Logo

5. Hukuk Dairesi2022/15449 E. 2023/4565 K.

Yapay Zeka Özeti

Uyuşmazlık: Kamulaştırma bedelinin tespiti ve kamulaştırılan taşınmazın davacı idare adına tescili davasında, mahkemece hükmedilen bedelin hatalı hesaplanıp hesaplanmadığına ilişkin uyuşmazlık.

Gerekçe ve Sonuç: Mahkemece hükmedilen bedelin, ilk kararda ödenen bedel mahsubu ile hesaplanması gerekirken, hatalı bir şekilde daha yüksek bir bedele hükmedilmesi ve bu bedelin tapu kaydındaki takyidatlar düşülerek ödenmesine karar verilmemesi bozmayı gerektirir nitelikte olmakla birlikte, hatanın düzeltilmesi yeniden yargılama yapılmasını gerektirmediğinden mahkeme kararının düzeltilerek onanmasına karar verilmiştir.

Karar Metni

"İçtihat Metni"

İNCELENEN KARARIN

MAHKEMESİ :Asliye Hukuk Mahkemesi

KARAR : Kabul

Taraflar arasındaki 4650 sayılı Kanun'la değişik 2942 sayılı Kamulaştırma Kanunu'nun (2942 sayılı Kanun) 10 uncu maddesine dayanan kamulaştırma bedelinin tespiti ve kamulaştırılan taşınmazın davacı idare adına adına tescili istemine ilişkin davada verilen karar hakkında yapılan temyiz incelemesi sonucunda, Dairece, Mahkeme kararının bozulmasına karar verilmiştir.

Mahkemece bozma ilamına uyularak yeniden yapılan yargılama sonucunda; davanın kabulüne karar verilmiştir.

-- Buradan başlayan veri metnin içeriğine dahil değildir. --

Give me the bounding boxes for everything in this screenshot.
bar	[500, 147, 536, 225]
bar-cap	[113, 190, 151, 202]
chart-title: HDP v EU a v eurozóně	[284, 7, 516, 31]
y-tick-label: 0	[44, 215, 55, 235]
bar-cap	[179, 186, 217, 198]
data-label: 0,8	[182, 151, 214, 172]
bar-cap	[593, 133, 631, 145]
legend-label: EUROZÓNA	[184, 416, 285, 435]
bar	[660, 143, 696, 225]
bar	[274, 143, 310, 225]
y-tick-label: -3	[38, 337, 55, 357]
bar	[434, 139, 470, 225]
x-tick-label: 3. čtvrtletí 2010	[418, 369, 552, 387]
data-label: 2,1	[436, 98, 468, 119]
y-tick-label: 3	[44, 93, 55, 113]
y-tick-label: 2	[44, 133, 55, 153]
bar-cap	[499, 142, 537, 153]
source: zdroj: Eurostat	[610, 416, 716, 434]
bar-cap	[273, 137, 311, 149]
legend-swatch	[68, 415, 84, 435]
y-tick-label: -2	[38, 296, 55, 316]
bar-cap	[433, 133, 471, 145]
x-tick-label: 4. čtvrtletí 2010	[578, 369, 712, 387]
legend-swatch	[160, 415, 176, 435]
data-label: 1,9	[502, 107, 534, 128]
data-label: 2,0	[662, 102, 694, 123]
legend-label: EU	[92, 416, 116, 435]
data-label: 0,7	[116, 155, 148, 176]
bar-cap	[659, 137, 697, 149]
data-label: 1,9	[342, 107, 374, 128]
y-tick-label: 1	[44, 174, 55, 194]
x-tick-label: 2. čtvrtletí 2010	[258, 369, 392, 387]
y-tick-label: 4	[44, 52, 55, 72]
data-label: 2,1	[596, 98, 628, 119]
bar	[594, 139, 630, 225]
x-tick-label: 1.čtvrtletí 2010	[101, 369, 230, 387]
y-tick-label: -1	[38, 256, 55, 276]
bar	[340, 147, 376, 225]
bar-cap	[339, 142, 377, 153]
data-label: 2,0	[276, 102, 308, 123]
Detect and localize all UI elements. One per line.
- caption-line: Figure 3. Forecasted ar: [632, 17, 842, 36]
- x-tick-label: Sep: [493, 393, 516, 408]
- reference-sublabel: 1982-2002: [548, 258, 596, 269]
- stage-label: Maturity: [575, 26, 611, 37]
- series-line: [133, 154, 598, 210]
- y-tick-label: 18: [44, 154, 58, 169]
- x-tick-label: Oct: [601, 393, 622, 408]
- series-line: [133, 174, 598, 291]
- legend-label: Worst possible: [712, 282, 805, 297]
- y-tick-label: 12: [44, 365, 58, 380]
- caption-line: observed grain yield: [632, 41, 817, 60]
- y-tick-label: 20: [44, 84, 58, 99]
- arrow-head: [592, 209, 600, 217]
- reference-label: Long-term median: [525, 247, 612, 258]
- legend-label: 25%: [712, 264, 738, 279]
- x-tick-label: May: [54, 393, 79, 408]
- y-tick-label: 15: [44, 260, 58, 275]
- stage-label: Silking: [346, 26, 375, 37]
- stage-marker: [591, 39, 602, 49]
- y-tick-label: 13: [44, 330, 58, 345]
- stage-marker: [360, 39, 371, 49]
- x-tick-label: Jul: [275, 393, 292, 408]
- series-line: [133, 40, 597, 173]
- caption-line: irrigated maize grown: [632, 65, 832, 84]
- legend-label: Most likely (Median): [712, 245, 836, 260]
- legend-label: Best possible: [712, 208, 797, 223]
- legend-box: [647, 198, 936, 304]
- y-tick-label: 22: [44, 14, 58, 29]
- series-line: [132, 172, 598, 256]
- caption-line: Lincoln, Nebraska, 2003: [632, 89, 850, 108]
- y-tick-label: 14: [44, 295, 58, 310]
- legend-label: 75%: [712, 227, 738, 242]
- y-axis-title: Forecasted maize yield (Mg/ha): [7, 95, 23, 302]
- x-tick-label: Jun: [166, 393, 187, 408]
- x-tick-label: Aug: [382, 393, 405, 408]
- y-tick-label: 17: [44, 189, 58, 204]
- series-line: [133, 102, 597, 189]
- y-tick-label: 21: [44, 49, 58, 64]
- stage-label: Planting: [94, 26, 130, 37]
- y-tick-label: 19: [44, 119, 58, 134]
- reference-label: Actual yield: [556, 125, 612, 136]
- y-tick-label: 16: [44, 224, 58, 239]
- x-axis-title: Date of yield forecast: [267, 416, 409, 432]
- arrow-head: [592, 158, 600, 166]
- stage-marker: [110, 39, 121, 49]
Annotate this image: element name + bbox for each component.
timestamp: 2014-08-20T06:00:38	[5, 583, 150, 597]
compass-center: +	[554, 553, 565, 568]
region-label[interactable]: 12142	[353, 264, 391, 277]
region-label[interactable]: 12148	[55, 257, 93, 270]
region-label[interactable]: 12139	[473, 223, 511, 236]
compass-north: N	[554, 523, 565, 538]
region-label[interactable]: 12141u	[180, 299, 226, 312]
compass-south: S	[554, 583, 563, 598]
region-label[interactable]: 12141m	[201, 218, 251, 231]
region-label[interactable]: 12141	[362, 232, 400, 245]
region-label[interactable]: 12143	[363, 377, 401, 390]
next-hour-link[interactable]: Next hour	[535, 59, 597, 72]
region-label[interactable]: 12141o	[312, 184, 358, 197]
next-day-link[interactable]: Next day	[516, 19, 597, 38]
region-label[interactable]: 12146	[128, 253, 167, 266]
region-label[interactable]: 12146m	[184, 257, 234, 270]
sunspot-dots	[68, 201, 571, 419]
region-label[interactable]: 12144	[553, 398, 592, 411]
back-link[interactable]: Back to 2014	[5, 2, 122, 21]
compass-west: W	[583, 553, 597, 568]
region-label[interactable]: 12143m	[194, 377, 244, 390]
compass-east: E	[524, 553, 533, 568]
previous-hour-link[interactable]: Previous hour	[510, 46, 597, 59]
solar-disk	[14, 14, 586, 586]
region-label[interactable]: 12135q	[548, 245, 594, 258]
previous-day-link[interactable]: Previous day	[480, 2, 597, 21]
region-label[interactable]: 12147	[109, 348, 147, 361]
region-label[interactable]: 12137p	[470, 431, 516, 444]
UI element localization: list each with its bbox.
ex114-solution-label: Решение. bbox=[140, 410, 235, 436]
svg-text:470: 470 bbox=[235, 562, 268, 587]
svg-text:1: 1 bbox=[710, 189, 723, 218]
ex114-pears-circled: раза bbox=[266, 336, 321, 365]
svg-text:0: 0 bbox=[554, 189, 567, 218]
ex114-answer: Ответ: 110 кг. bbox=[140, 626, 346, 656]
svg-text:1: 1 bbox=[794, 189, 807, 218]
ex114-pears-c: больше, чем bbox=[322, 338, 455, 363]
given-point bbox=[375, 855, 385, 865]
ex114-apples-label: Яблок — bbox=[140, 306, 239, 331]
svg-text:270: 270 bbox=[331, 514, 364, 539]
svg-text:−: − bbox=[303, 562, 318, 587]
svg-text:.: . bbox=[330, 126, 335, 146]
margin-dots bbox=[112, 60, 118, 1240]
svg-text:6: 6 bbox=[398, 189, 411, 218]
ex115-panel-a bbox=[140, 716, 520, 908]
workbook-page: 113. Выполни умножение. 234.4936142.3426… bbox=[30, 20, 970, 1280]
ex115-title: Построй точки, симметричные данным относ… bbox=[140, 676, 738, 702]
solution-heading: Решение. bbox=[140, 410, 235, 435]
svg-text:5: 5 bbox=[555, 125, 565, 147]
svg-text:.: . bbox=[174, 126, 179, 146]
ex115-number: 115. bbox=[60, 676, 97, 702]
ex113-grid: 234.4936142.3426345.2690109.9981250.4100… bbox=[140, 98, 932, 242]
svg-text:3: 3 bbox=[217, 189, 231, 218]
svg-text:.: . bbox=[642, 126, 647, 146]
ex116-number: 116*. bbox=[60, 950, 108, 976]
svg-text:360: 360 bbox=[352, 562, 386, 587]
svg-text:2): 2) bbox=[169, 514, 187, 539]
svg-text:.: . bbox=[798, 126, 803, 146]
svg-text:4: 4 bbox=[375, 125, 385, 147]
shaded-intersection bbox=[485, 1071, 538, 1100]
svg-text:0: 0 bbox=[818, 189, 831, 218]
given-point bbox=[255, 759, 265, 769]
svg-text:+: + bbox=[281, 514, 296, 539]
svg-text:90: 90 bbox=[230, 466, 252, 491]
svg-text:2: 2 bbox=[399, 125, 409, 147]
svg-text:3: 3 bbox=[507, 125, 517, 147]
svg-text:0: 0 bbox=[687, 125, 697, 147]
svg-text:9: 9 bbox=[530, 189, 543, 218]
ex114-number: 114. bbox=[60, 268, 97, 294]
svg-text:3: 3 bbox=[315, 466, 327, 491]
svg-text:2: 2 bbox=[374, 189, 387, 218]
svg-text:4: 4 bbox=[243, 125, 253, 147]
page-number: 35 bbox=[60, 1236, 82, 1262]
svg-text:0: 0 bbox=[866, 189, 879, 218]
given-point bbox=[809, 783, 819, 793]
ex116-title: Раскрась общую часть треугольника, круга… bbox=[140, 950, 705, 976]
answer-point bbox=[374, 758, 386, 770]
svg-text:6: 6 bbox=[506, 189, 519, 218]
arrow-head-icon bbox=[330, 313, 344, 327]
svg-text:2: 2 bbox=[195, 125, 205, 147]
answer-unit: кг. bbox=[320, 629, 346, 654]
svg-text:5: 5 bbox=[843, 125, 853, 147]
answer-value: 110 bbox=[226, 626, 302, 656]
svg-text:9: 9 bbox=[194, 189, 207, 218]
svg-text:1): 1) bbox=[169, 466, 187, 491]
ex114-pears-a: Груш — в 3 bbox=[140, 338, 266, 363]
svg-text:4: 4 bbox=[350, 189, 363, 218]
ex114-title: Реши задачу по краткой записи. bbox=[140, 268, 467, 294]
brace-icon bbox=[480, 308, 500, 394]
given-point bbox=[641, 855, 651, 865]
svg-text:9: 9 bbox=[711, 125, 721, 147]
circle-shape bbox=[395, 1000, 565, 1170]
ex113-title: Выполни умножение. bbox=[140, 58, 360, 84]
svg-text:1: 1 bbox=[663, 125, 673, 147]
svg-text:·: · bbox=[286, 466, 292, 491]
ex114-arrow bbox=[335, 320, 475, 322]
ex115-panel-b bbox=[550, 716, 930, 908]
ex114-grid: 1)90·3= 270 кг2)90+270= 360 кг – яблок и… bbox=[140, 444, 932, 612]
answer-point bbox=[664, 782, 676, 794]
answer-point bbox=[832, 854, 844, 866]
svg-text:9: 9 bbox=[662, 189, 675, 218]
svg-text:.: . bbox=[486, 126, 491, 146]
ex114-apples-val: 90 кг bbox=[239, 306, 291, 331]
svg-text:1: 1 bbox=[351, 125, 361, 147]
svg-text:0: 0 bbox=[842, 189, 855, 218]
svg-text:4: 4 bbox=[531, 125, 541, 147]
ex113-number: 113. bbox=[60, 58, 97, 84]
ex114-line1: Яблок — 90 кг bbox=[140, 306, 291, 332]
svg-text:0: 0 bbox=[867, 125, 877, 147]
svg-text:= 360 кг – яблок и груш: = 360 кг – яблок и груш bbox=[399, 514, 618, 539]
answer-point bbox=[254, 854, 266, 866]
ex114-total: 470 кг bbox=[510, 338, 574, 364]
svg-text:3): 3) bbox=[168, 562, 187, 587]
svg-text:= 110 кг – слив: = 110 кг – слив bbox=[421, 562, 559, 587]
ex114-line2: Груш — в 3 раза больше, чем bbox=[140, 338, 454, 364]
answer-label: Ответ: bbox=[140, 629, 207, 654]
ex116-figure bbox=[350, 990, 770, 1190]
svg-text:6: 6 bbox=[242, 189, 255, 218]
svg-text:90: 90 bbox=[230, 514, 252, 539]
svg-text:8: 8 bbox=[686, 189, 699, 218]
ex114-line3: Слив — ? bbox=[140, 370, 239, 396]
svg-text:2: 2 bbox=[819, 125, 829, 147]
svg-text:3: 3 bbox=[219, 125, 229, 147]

Mahkeme kararı davacı idare vekili tarafından temyiz edilmekle; süre, temyiz şartı ve diğer usul eksiklikleri yönünden yapılan ön inceleme sonucunda, temyiz dilekçesinin kabulüne karar verildikten ve Tetkik Hâkimi tarafından hazırlanan rapor dinlendikten sonra dosyadaki belgeler incelenip gereği düşünüldü:

I. DAVA

Davacı idare vekili dava dilekçesinde özetle; ... ili, ... ilçesi, ... Mahallesi 442 ada 7 parsel sayılı taşınmazın kamulaştırma bedelinin tespiti ve kamulaştırılan taşınmazın davacı idare adına tescilini talep etmiştir.

II. CEVAP

Davalı vekili cevap dilekçesinde özetle; davacı idare tarafından yapılan hesaplamaların usulüne uygun olarak yapılmadığını beyan etmiştir.

III. MAHKEME KARARI

Mahkemenin 17.11.2020 tarihli ve 2020/57 Esas, 2020/421 Karar sayılı kararı ile davanın kabulüne karar verilmiştir.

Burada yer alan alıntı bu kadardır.